A widely accepted method of mass spectrometry quantification is MS/MS quantification. This quantification is often achieved by triple quadrupole or ion trap mass spectrometry. The reason for requiring MS/MS is that many compounds have the same mass. There is also a lack of specificity when using the first dimension, single-stage mass spectrometry, for quantification, especially for complex matrices like blood. MS in the second dimension (i.e. MS/MS), in most cases, is able to provide unique breaks. Combining the specific precursor ion mass and the unique fragment ion information, the quantified compound can be selectively monitored.
3. How does LC-MS-MS perform quantitative analysis?
I want to use LC-Q-TOF-MS for metabolomics, because the sample is a body fluid containing multiple compounds. I want to perform a relative quantification after adding an internal standard to determine the compounds whose content changes. How to quantify? It seems inappropriate to use a total ion current map. If the peak area is used for relative quantification, which map is more suitable? Do you have to use a standard to qualify?
LC-MS-MS quantitative analysis uses SIM or MRM mode. The accepted MRM is more accurate. SIM selectively filters selected molecular weights using Q. But there are many compounds with the same molecular weight, so if the sample is slightly complex, SIM is basically not suitable.
MRM selects precursor and product ions. Use Q to filter the precursor ions, q to bombard the precursor ions, and TOF to filter the product ions, so that the product ions are detected by the detector. Interfering ions with the same molecular weight and different product ions after bombardment are excluded. Therefore, MRM mode is a more reliable LC-MS quantitative analysis method. MRM detection is transition.
The selection principle of the internal standard is that the structure is basically similar to that of the test compound. The structure is the same or similar, mainly to meet the ionization efficiency similar to that of the sample. This is why many opt to use this compound or deuterated compounds of this type. The selection of the internal standard also requires that its molecular weight does not coincide with the substance to be tested (it also needs to avoid the m/z of the isotopic peak of the compound as much as possible), and it can be separated from the substance to be tested.

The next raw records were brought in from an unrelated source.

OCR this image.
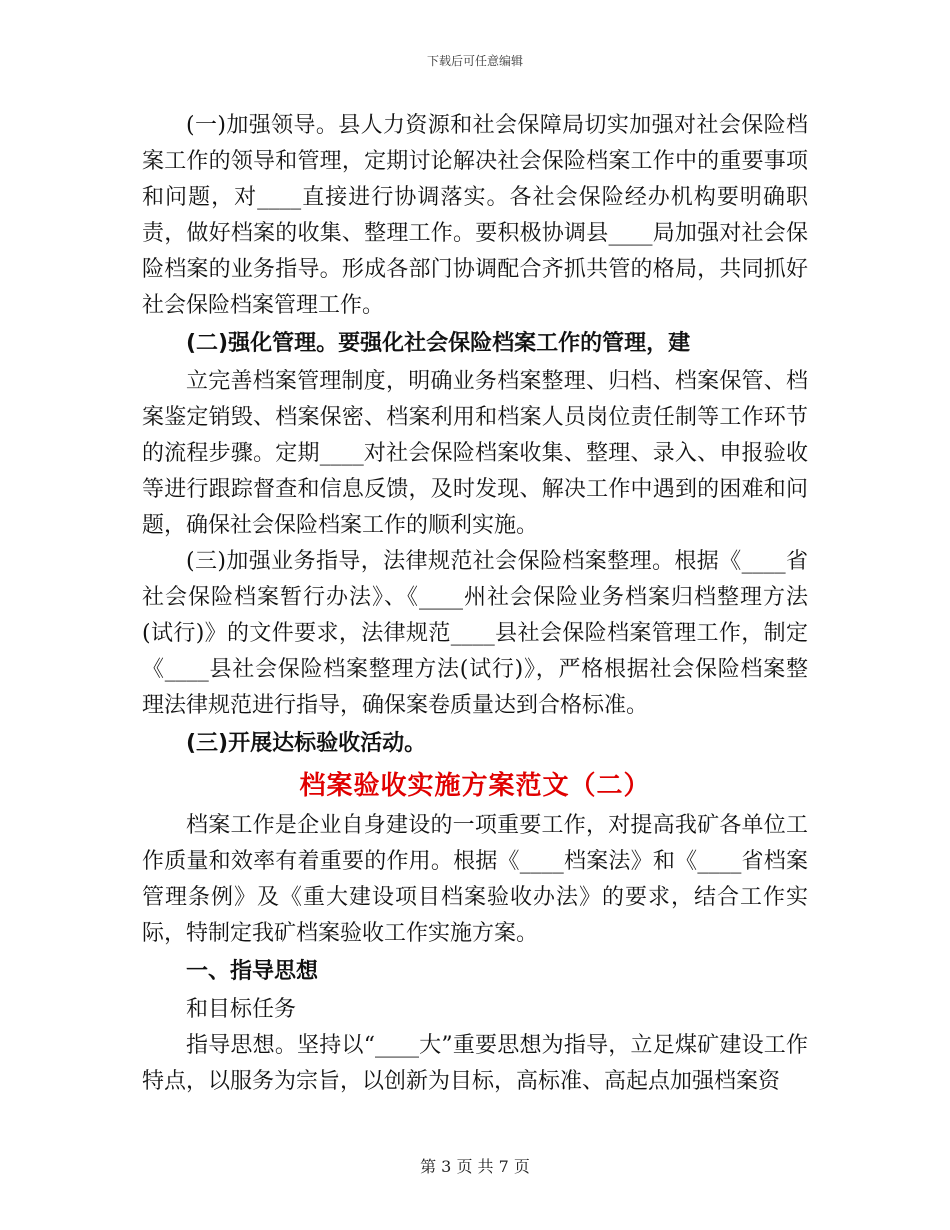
下载后可任意编辑

(一)加强领导。县人力资源和社会保障局切实加强对社会保险档案工作的领导和管理，定期讨论解决社会保险档案工作中的重要事项和问题，对____直接进行协调落实。各社会保险经办机构要明确职责，做好档案的收集、整理工作。要积极协调县____局加强对社会保险档案的业务指导。形成各部门协调配合齐抓共管的格局，共同抓好社会保险档案管理工作。

(二)强化管理。要强化社会保险档案工作的管理，建

立完善档案管理制度，明确业务档案整理、归档、档案保管、档案鉴定销毁、档案保密、档案利用和档案人员岗位责任制等工作环节的流程步骤。定期____对社会保险档案收集、整理、录入、申报验收等进行跟踪督查和信息反馈，及时发现、解决工作中遇到的困难和问题，确保社会保险档案工作的顺利实施。

(三)加强业务指导，法律规范社会保险档案整理。根据《____省社会保险档案暂行办法》、《____州社会保险业务档案归档整理方法(试行)》的文件要求，法律规范____县社会保险档案管理工作，制定《____县社会保险档案整理方法(试行)》，严格根据社会保险档案整理法律规范进行指导，确保案卷质量达到合格标准。

(三)开展达标验收活动。

档案验收实施方案范文（二）

档案工作是企业自身建设的一项重要工作，对提高我矿各单位工作质量和效率有着重要的作用。根据《____档案法》和《____省档案管理条例》及《重大建设项目档案验收办法》的要求，结合工作实际，特制定我矿档案验收工作实施方案。

一、指导思想

和目标任务

指导思想。坚持以“____大”重要思想为指导，立足煤矿建设工作特点，以服务为宗旨，以创新为目标，高标准、高起点加强档案资

第 3 页 共 7 页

If using MRM, the samples are separated, then theoretically each peak on the total ion chromatogram represents a species. Also using MRM mode, if the molecular weights of the samples do not overlap with the product ions, even compounds that are not separated in the column can be considered separated in MS.
There are several peaks in the liquid and mass reported in the literature, and dozens of substances are detected by MRM, that is, multiple substances run out of the chromatographic column at the same time. Although the peak time is the same, the peak of each compound should be displayed in the software, but the report will be abbreviated due to the limited space.
Qualitatively, a standard product is required, and the retention time needs to be consistent.
For quantification, a standard curve (peak area ratio and concentration) needs to be made first.